In the video above, captured on the camera of a cell phone in June 2014, a witness’s delight at documenting what initially appears to be a car chase turns to horror. “We got a cop chase!” the man holding the phone says to friends gathered at the window of a residence overlooking the corner of North and Hoyne in Wicker Park, where officers have stopped an SUV. When the driver of the vehicle attempts to flee the scene, at least one officer draws his gun and fires. “Oh, shit! Holy fuck!” one of the onlookers says. “They shot his ass!” The driver was seriously injured and was later found guilty on a number of charges, including multiple counts of felony aggravated assault with a vehicle to a peace officer.

Yet another video (above) shows a Chicago police officer processing a man arrested for allegedly possessing a small amount of marijuana. At around the 42:30 mark of the clip, the officer abruptly pushes the suspect against a door and attempts to wrestle him to the ground. 

IPRA’s Soundcloud page, meanwhile, includes 638 audio clips, mostly 911 calls and police scanner chatter related to incidents formerly or currently under review. By Friday evening, the account had more than 100 followers.

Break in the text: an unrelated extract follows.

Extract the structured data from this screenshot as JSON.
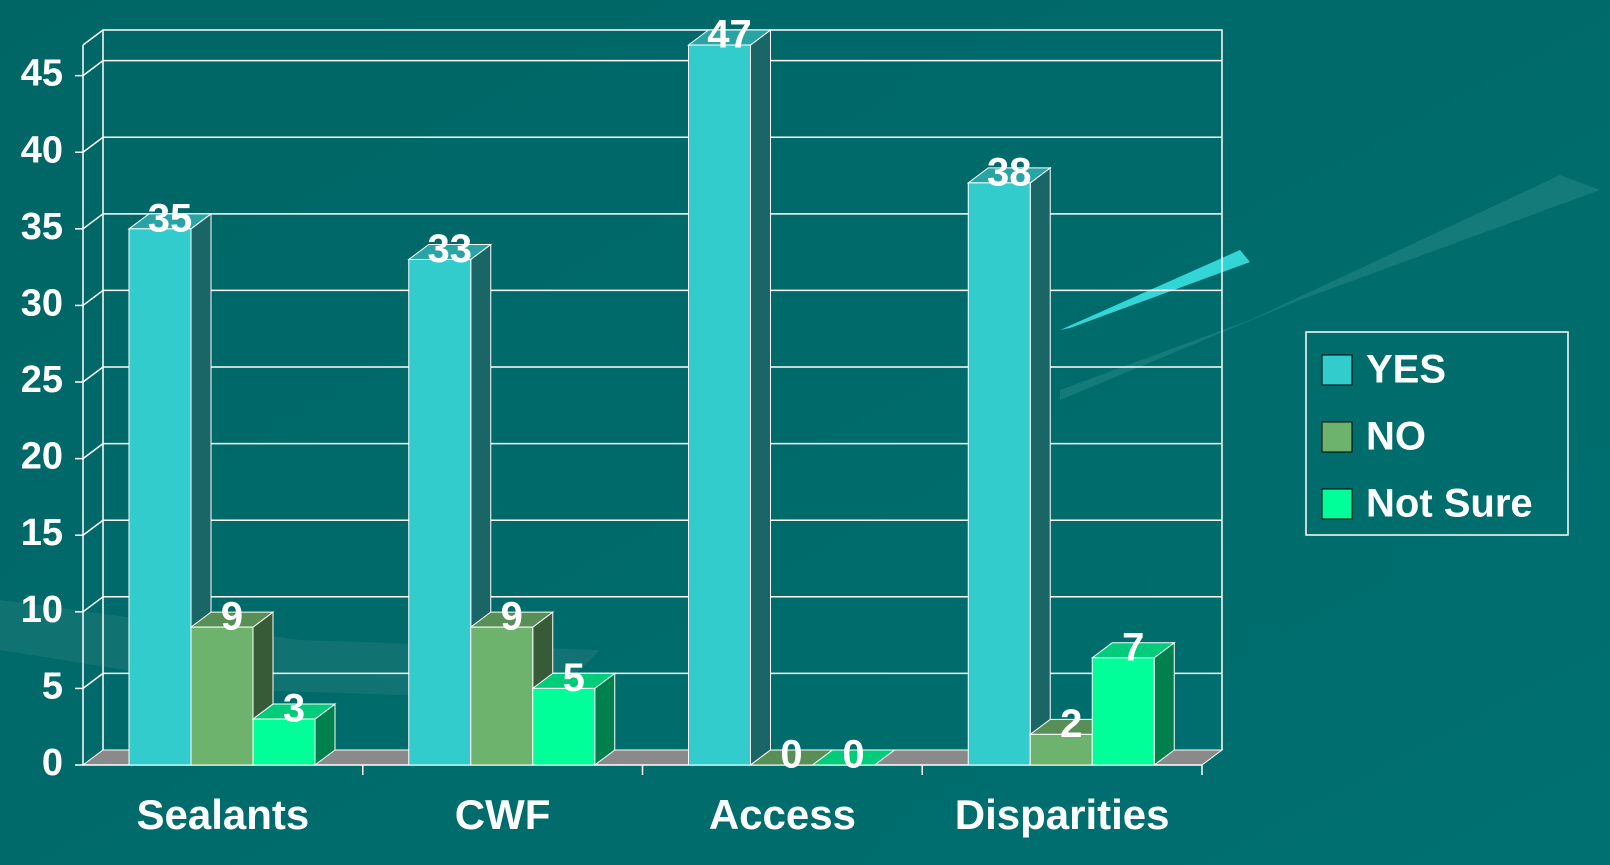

“As an agency we’ve devoted significant time and effort into developing this case portal and we are hopeful that implementing this new policy will take the city a step closer to building a police accountability system that cultivates trust from the community,” Fairley said in the aforementioned statement on IPRA’s site. “Our desire is that the reforms we initiate under the IPRA banner will be carried into the future as the city transitions to a new accountability structure.” 

If IPRA officials are being practical, they’ve no doubt invested in the “pro” versions of Vimeo and Soundcloud that offer unlimited data storage. Because if history’s any indication, the agency’s going to need the space to accommodate many more hours of footage related to cases of police use of force and misconduct.